Little did we know that within a few years my partner and I would take our two sons on their first demonstration joining hundreds of thousands to march against the Blair government for launching an illegal war. Nor did we imagine that rather than halt the privatisation project, under New Labour it would be enthusiastically expanded. Or that their warm embrace of big business would result in a serious regulatory failure which would cause a global financial meltdown. And the idea that we, the ordinary taxpayers, would have to bail out the banks only to be rewarded with years of austerity policies that leave the financiers unscathed and hit our most vulnerable the hardest, would have been too unbelievable to contemplate.
As I prepare to depart from this world it gives me great pleasure to see that in Scotland at least, there is significant resistance to reinforcing tired old policies by politicians who are more often than not, subsequently found to be lining their own pockets. The values that formed the backdrop to my childhood – equal opportunity for all, help for the most vulnerable and an economic system that seeks to redistribute wealth, are literally exploding back into public consciousness in my beautiful home country. This is reassuring and familiar at the same time.
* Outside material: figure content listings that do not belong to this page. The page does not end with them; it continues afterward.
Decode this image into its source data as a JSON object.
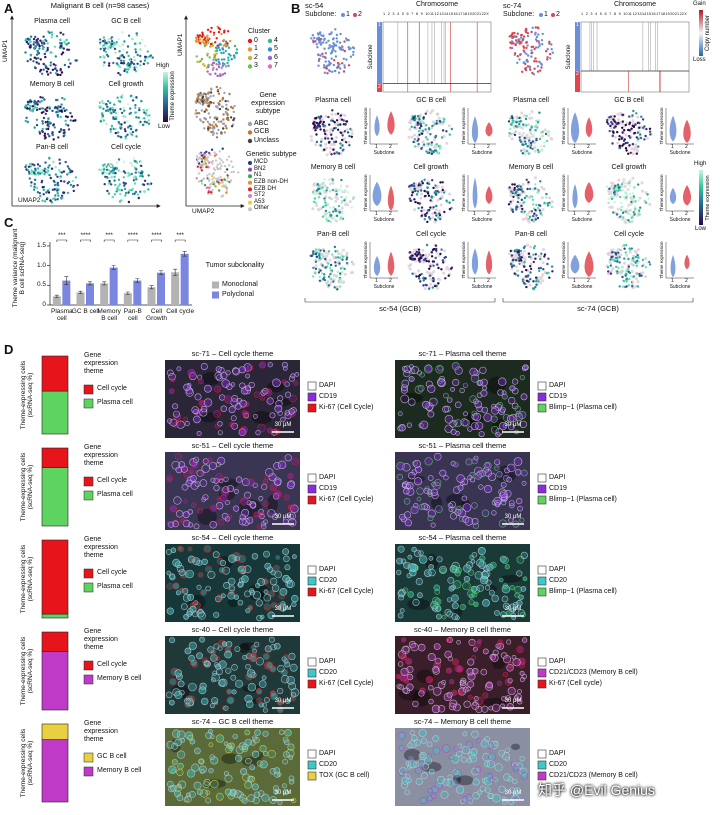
{
  "panel_a": {
    "label": "A",
    "title": "Malignant B cell (n=98 cases)",
    "themes": [
      "Plasma cell",
      "GC B cell",
      "Memory B cell",
      "Cell growth",
      "Pan-B cell",
      "Cell cycle"
    ],
    "colorbar": {
      "high": "High",
      "low": "Low",
      "title": "Theme expression"
    },
    "axis_y": "UMAP1",
    "axis_x": "UMAP2",
    "legends": [
      {
        "title": "Cluster",
        "items": [
          {
            "name": "0",
            "color": "#e41a1c"
          },
          {
            "name": "1",
            "color": "#e6962e"
          },
          {
            "name": "2",
            "color": "#c7b42c"
          },
          {
            "name": "3",
            "color": "#6cbf4a"
          },
          {
            "name": "4",
            "color": "#2eb89a"
          },
          {
            "name": "5",
            "color": "#2e8fd6"
          },
          {
            "name": "6",
            "color": "#8c6bd6"
          },
          {
            "name": "7",
            "color": "#e46fb7"
          }
        ]
      },
      {
        "title": "Gene expression subtype",
        "items": [
          {
            "name": "ABC",
            "color": "#9aa3b5"
          },
          {
            "name": "GCB",
            "color": "#b8793a"
          },
          {
            "name": "Unclass",
            "color": "#444444"
          }
        ]
      },
      {
        "title": "Genetic subtype",
        "items": [
          {
            "name": "MCD",
            "color": "#1f3d8c"
          },
          {
            "name": "BN2",
            "color": "#8e44ad"
          },
          {
            "name": "N1",
            "color": "#3aa845"
          },
          {
            "name": "EZB non-DH",
            "color": "#f08a24"
          },
          {
            "name": "EZB DH",
            "color": "#d62728"
          },
          {
            "name": "ST2",
            "color": "#e377c2"
          },
          {
            "name": "A53",
            "color": "#e8d22c"
          },
          {
            "name": "Other",
            "color": "#c8c8c8"
          }
        ]
      }
    ]
  },
  "panel_b": {
    "label": "B",
    "samples": [
      {
        "name": "sc-54",
        "footer": "sc-54 (GCB)"
      },
      {
        "name": "sc-74",
        "footer": "sc-74 (GCB)"
      }
    ],
    "subclone_title": "Subclone:",
    "subclones": [
      {
        "name": "1",
        "color": "#6a8fd8"
      },
      {
        "name": "2",
        "color": "#e0454f"
      }
    ],
    "heatmap_title": "Chromosome",
    "chromosomes": [
      "1",
      "2",
      "3",
      "4",
      "5",
      "6",
      "7",
      "8",
      "9",
      "10",
      "11",
      "12",
      "13",
      "14",
      "15",
      "16",
      "17",
      "18",
      "19",
      "20",
      "21",
      "22",
      "X"
    ],
    "subclone_axis": "Subclone",
    "copy_number": {
      "title": "Copy number",
      "high": "Gain",
      "low": "Loss"
    },
    "themes": [
      "Plasma cell",
      "GC B cell",
      "Memory B cell",
      "Cell growth",
      "Pan-B cell",
      "Cell cycle"
    ],
    "violin_y": "Theme expression",
    "violin_x": "Subclone",
    "colorbar": {
      "high": "High",
      "low": "Low",
      "title": "Theme expression"
    }
  },
  "chart_data": [
    {
      "type": "bar",
      "label": "C",
      "categories": [
        "Plasma cell",
        "GC B cell",
        "Memory B cell",
        "Pan-B cell",
        "Cell Growth",
        "Cell cycle"
      ],
      "series": [
        {
          "name": "Monoclonal",
          "color": "#b3b3b3",
          "values": [
            0.22,
            0.32,
            0.55,
            0.3,
            0.45,
            0.83
          ],
          "errors": [
            0.03,
            0.03,
            0.04,
            0.03,
            0.04,
            0.08
          ]
        },
        {
          "name": "Polyclonal",
          "color": "#7b86e0",
          "values": [
            0.62,
            0.55,
            0.95,
            0.62,
            0.82,
            1.3
          ],
          "errors": [
            0.1,
            0.04,
            0.05,
            0.05,
            0.05,
            0.06
          ]
        }
      ],
      "y_label": "Theme variance (malignant B cell scRNA-seq)",
      "ylim": [
        0,
        1.6
      ],
      "yticks": [
        0,
        0.5,
        {
          "value": 1,
          "label": "1.0"
        },
        1.5
      ],
      "annotations": [
        "***",
        "****",
        "***",
        "****",
        "****",
        "***"
      ],
      "legend_title": "Tumor subclonality"
    },
    {
      "type": "stacked_bar",
      "y_label": "Theme-expressing cells (scRNA-seq %)",
      "legend_title": "Gene expression theme",
      "ylim": [
        0,
        100
      ],
      "series": [
        {
          "name": "Cell cycle",
          "color": "#e8141c",
          "values": [
            45
          ]
        },
        {
          "name": "Plasma cell",
          "color": "#5fd35f",
          "values": [
            55
          ]
        }
      ]
    },
    {
      "type": "stacked_bar",
      "y_label": "Theme-expressing cells (scRNA-seq %)",
      "legend_title": "Gene expression theme",
      "ylim": [
        0,
        100
      ],
      "series": [
        {
          "name": "Cell cycle",
          "color": "#e8141c",
          "values": [
            25
          ]
        },
        {
          "name": "Plasma cell",
          "color": "#5fd35f",
          "values": [
            75
          ]
        }
      ]
    },
    {
      "type": "stacked_bar",
      "y_label": "Theme-expressing cells (scRNA-seq %)",
      "legend_title": "Gene expression theme",
      "ylim": [
        0,
        100
      ],
      "series": [
        {
          "name": "Cell cycle",
          "color": "#e8141c",
          "values": [
            95
          ]
        },
        {
          "name": "Plasma cell",
          "color": "#5fd35f",
          "values": [
            5
          ]
        }
      ]
    },
    {
      "type": "stacked_bar",
      "y_label": "Theme-expressing cells (scRNA-seq %)",
      "legend_title": "Gene expression theme",
      "ylim": [
        0,
        100
      ],
      "series": [
        {
          "name": "Cell cycle",
          "color": "#e8141c",
          "values": [
            25
          ]
        },
        {
          "name": "Memory B cell",
          "color": "#c03ac8",
          "values": [
            75
          ]
        }
      ]
    },
    {
      "type": "stacked_bar",
      "y_label": "Theme-expressing cells (scRNA-seq %)",
      "legend_title": "Gene expression theme",
      "ylim": [
        0,
        100
      ],
      "series": [
        {
          "name": "GC B cell",
          "color": "#e8d040",
          "values": [
            20
          ]
        },
        {
          "name": "Memory B cell",
          "color": "#c03ac8",
          "values": [
            80
          ]
        }
      ]
    }
  ],
  "panel_d": {
    "label": "D",
    "scale_label": "30 μM",
    "rows": [
      {
        "images": [
          {
            "title": "sc-71 – Cell cycle theme",
            "markers": [
              {
                "name": "DAPI",
                "color": "#ffffff"
              },
              {
                "name": "CD19",
                "color": "#8a2be2"
              },
              {
                "name": "Ki-67 (Cell Cycle)",
                "color": "#e8141c"
              }
            ]
          },
          {
            "title": "sc-71 – Plasma cell theme",
            "markers": [
              {
                "name": "DAPI",
                "color": "#ffffff"
              },
              {
                "name": "CD19",
                "color": "#8a2be2"
              },
              {
                "name": "Blimp−1 (Plasma cell)",
                "color": "#5fd35f"
              }
            ]
          }
        ]
      },
      {
        "images": [
          {
            "title": "sc-51 – Cell cycle theme",
            "markers": [
              {
                "name": "DAPI",
                "color": "#ffffff"
              },
              {
                "name": "CD19",
                "color": "#8a2be2"
              },
              {
                "name": "Ki-67 (Cell Cycle)",
                "color": "#e8141c"
              }
            ]
          },
          {
            "title": "sc-51 – Plasma cell theme",
            "markers": [
              {
                "name": "DAPI",
                "color": "#ffffff"
              },
              {
                "name": "CD19",
                "color": "#8a2be2"
              },
              {
                "name": "Blimp−1 (Plasma cell)",
                "color": "#5fd35f"
              }
            ]
          }
        ]
      },
      {
        "images": [
          {
            "title": "sc-54 – Cell cycle theme",
            "markers": [
              {
                "name": "DAPI",
                "color": "#ffffff"
              },
              {
                "name": "CD20",
                "color": "#3ec8c8"
              },
              {
                "name": "Ki-67 (Cell Cycle)",
                "color": "#e8141c"
              }
            ]
          },
          {
            "title": "sc-54 – Plasma cell theme",
            "markers": [
              {
                "name": "DAPI",
                "color": "#ffffff"
              },
              {
                "name": "CD20",
                "color": "#3ec8c8"
              },
              {
                "name": "Blimp−1 (Plasma cell)",
                "color": "#5fd35f"
              }
            ]
          }
        ]
      },
      {
        "images": [
          {
            "title": "sc-40 – Cell cycle theme",
            "markers": [
              {
                "name": "DAPI",
                "color": "#ffffff"
              },
              {
                "name": "CD20",
                "color": "#3ec8c8"
              },
              {
                "name": "Ki-67 (Cell Cycle)",
                "color": "#e8141c"
              }
            ]
          },
          {
            "title": "sc-40 – Memory B cell theme",
            "markers": [
              {
                "name": "DAPI",
                "color": "#ffffff"
              },
              {
                "name": "CD21/CD23 (Memory B cell)",
                "color": "#c03ac8"
              },
              {
                "name": "Ki-67 (Cell cycle)",
                "color": "#e8141c"
              }
            ]
          }
        ]
      },
      {
        "images": [
          {
            "title": "sc-74 – GC B cell theme",
            "markers": [
              {
                "name": "DAPI",
                "color": "#ffffff"
              },
              {
                "name": "CD20",
                "color": "#3ec8c8"
              },
              {
                "name": "TOX (GC B cell)",
                "color": "#e8d040"
              }
            ]
          },
          {
            "title": "sc-74 – Memory B cell theme",
            "markers": [
              {
                "name": "DAPI",
                "color": "#ffffff"
              },
              {
                "name": "CD20",
                "color": "#3ec8c8"
              },
              {
                "name": "CD21/CD23 (Memory B cell)",
                "color": "#c03ac8"
              }
            ]
          }
        ]
      }
    ]
  },
  "watermark": "知乎 @Evil Genius"
}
The combination of renewed democratic engagement in Scotland and the abundant love and light that has come my way since my diagnosis reaffirms for me that all is not lost. The neo-liberal project that has relentlessly sought to prioritise private gain over public good may not win the day after all. As my nearest and dearest have sought to build a wall of love around me, I am reminded of the importance of love, of family, of caring for each other and for those less fortunate than ourselves. It is the hardest thing to leave your loved ones, especially your children, but I take my leave of you with hope that we are rediscovering those things that matter most.